Dignificado por la muerte, Hamlet se desplomó. Su cuerpo yacía en el ornamentado suelo del castillo y a medida que pasaban los segundos, la grandeza propia de los héroes trágicos se iba reflejando en su rostro apagado. Había sellado el destino del trono de Dinamarca, había vengado a su padre y había dejado un legado de justicia y honor. Así es el poder supremo de la muerte. La muerte todo lo perdona y la vida no es más que un breve lapso de tiempo para pagar deudas. Inspiraba tanto respeto aquel cuerpo sin vida como las ruinas de un imperio desaparecido, en pie orgullosas e impasibles ante las agujas del tiempo.

De repente, el pecho de Hamlet se hinchó, eructó con violencia y una vomitona verdosa cayó por sus elegantes ropajes como un alud a través de bellísimos parajes. Gritó algo ininteligible mientras gases pútridos salían a presión de sus orificios, como agua caliente en una tetera. Mientras se incorporaba, un líquido viscoso y rojizo comenzó a llover desde su nariz, tapizando grotescamente el elegante suelo. Hamlet se miró las manos, que le dolían horriblemente. Las uñas se le desprendían como hojas otoñales y un hedor insoportable emergía desde aquellos pequeños ventanales de carne purulenta. La vida, la vida volvía a él, pero acompañada de todo lo repugnante que la muerte física posee, y que el mundo se afana por ocultar.

Hamlet miraba a su alrededor con rostro sudoroso, henchido y desencajado. Nada quedaba ya de la majestuosidad que le había dado la muerte. Con los ojos inyectados en terror y locura, vio a su madre recostada, como la Virgen de un tríptico, junto a su copa envenenada; a Laertes, tendido con la espada entre sus manos como un relieve en el mármol, incluso su despreciable tío conservaba un halo de dignidad inmortal propia de una poema elegíaco. Todos menos él. Su venganza había creado la sinfonía de muerte más bella, pero su compositor era la fealdad viva más absoluta.

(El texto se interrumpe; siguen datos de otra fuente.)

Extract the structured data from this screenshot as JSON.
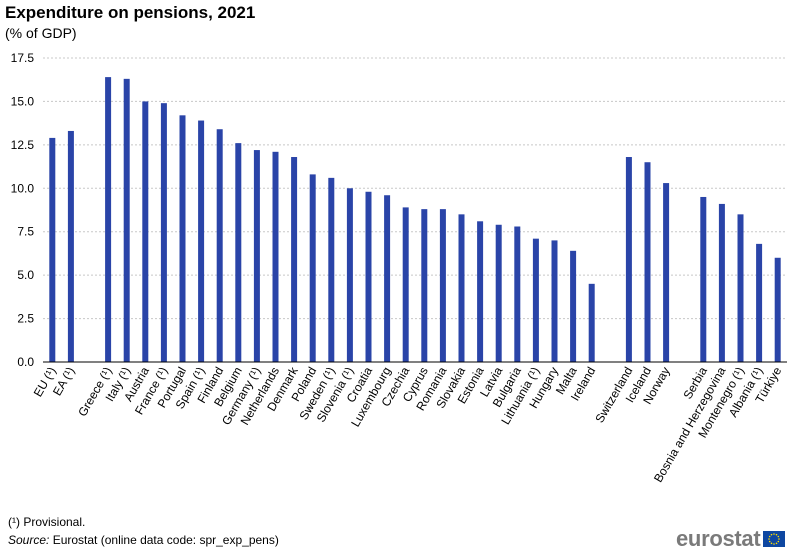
{
  "header": {
    "title": "Expenditure on pensions, 2021",
    "subtitle": "(% of GDP)"
  },
  "footer": {
    "footnote": "(¹) Provisional.",
    "source_label": "Source:",
    "source_text": "Eurostat (online data code: spr_exp_pens)",
    "logo_text": "eurostat"
  },
  "colors": {
    "bar": "#2a44a8",
    "grid": "#c8c8c8",
    "axis": "#000000",
    "flag_blue": "#0e47a1",
    "flag_star": "#ffdd00"
  },
  "chart_data": {
    "type": "bar",
    "title": "Expenditure on pensions, 2021",
    "subtitle": "(% of GDP)",
    "ylim": [
      0,
      17.5
    ],
    "yticks": [
      "0.0",
      "2.5",
      "5.0",
      "7.5",
      "10.0",
      "12.5",
      "15.0",
      "17.5"
    ],
    "grid": true,
    "grid_style": "dotted horizontal",
    "categories": [
      "EU (¹)",
      "EA (¹)",
      "",
      "Greece (¹)",
      "Italy (¹)",
      "Austria",
      "France (¹)",
      "Portugal",
      "Spain (¹)",
      "Finland",
      "Belgium",
      "Germany (¹)",
      "Netherlands",
      "Denmark",
      "Poland",
      "Sweden (¹)",
      "Slovenia (¹)",
      "Croatia",
      "Luxembourg",
      "Czechia",
      "Cyprus",
      "Romania",
      "Slovakia",
      "Estonia",
      "Latvia",
      "Bulgaria",
      "Lithuania (¹)",
      "Hungary",
      "Malta",
      "Ireland",
      "",
      "Switzerland",
      "Iceland",
      "Norway",
      "",
      "Serbia",
      "Bosnia and Herzegovina",
      "Montenegro (¹)",
      "Albania (¹)",
      "Türkiye"
    ],
    "values": [
      12.9,
      13.3,
      null,
      16.4,
      16.3,
      15.0,
      14.9,
      14.2,
      13.9,
      13.4,
      12.6,
      12.2,
      12.1,
      11.8,
      10.8,
      10.6,
      10.0,
      9.8,
      9.6,
      8.9,
      8.8,
      8.8,
      8.5,
      8.1,
      7.9,
      7.8,
      7.1,
      7.0,
      6.4,
      4.5,
      null,
      11.8,
      11.5,
      10.3,
      null,
      9.5,
      9.1,
      8.5,
      6.8,
      6.0
    ]
  }
}
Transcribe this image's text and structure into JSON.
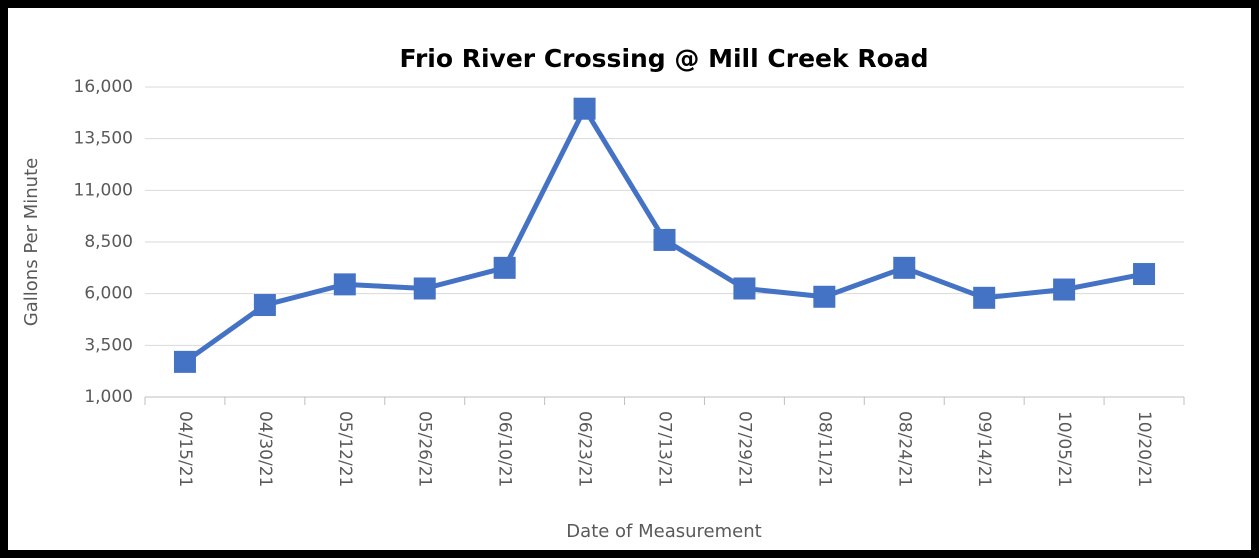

Entonces el príncipe Fortimbrás entró.

Dejando un rastro de carne derretida y pus,

Hamlet hasta él gateó.

El nuevo heredero no pudo más

que dar un paso atrás

y aguantar las nauseas

por semejante hedor.

Arrodillado ante sus pies,

Hamlet una muerte digna pidió.

 

Fortimbrás  su espada desenvainó

y su corazón atravesó.

Pero muerto estaba ya y de nada sirvió.

Fortimbrás su cabeza cortó,

pero su cabeza, desde el suelo,

gimiendo y observando siguió.

Fortimbrás desmembró, troceó

y el cuerpo del antiguo heredero

aún suplicante en un baúl guardó.

 

Y lo que debió ser un funeral de honor,

en un vergonzoso secreto se convirtió.